Why, I remember summers full of picnics and salads
And dancing under painted moons from Japan.”
I had an aunt that winced
When mother raised her bowl to the window.
She had made the same salad. “You shouldn’t have
gone to the trouble” she said, as we pulled up next to them.
Her husband was rapping his knuckles on the wheel
and watching his shirt untuck when she added,
“You know, sometimes I crimp my radishes.”
My brother covered his ears and howled.
Hungry, father parked next to a convertible.
My brother tumbled over the front seat, and ran.
I followed, but the car door was serious
About making salad. It needed the color red from my hand.
My brother tried twice, but the door would not close.
The car grit its grill and choked on my bones.
“Quit fucking with the car,” said my father, his mouth full.
“Boys will be boys,” said my aunt. “And wives wives,” said mother.
The rest of the picnic was just like ice at night.
THE STORY BEHIND THE POEMS
“Salads Are Like Children, Or Cars” was composed in1984 as a gift for my parents, who were coming to visit me and my best friend where we house-sat for a much-admired professor. It is one of those rare poems that came to me quite quickly. I read the poem aloud to my parents as we drank some wine before dinner. They were well aware that my own hand had been slammed in a car door by my older brother when he was five or six years old. The poem is cinematic in an elliptical way, something like a music video; just enough narrative is provided so that the reader is partially satisfied. The irregularity of the lines and the exceedingly deliberate punning at the ends of lines attests to a particular moment in my long apprenticeship to the line of verse—a moment that hasn’t ended.

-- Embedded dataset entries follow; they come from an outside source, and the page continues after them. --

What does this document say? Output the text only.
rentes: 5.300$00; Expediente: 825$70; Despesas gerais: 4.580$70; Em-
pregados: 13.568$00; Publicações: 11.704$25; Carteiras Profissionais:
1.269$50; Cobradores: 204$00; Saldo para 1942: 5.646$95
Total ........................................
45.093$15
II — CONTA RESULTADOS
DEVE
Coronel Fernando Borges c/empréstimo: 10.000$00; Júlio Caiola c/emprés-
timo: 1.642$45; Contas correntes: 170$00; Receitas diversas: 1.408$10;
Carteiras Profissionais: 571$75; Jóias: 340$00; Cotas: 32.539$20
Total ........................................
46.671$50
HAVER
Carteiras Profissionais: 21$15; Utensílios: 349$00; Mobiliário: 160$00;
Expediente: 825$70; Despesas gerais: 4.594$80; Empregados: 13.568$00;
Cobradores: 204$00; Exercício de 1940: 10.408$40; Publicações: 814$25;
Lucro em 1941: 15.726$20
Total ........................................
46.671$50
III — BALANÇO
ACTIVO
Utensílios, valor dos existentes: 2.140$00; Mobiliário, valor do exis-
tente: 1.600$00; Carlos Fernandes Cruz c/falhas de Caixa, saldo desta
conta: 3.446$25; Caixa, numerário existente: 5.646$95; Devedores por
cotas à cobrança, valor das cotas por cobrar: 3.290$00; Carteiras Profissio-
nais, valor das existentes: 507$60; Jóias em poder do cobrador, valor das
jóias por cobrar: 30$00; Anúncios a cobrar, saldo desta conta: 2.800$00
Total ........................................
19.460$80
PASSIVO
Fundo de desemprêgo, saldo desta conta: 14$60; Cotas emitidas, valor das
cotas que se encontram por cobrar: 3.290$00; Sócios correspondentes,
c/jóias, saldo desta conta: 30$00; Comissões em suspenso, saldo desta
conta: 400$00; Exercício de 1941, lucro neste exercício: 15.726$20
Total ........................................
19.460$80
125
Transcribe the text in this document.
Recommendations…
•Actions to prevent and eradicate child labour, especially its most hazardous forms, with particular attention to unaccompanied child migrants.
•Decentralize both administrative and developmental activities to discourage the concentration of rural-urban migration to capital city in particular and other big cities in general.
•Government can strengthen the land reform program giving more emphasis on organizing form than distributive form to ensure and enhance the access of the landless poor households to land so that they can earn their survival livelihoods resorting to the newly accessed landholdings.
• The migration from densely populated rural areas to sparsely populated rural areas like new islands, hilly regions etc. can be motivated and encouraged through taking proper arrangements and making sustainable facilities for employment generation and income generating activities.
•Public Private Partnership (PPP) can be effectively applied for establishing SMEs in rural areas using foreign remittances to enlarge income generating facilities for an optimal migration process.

Most of “Mackerel” is more or less a versified transcript of an early morning fishing expedition, probably also in 1984. The memories of tensions about high school dances that occur to the speaker of the poem about halfway through that transcript is something like a xenolithic inclusion such as might be found in a rock that was sought for some other quality. The inclusion seems to me to be the weakest aspect of the poem, perhaps not for any inherent reason, but because of the heavy overuse of such remembered narratives as the basis for reader emotion in American poetry from the 1970s forward.
ABOUT DANIEL BOSCH
Daniel Bosch’s collection Crucible was published by Other Press in 2002. His poems, translations, and reviews have appeared in journals such as Poetry, Slate, Agni, The Paris Review, The TLS, The New Republic, Plume, and The Istanbul Review, and his poems riffing on movies “starring Tom Hanks” were awarded the first Boston Review Poetry Prize in 1998.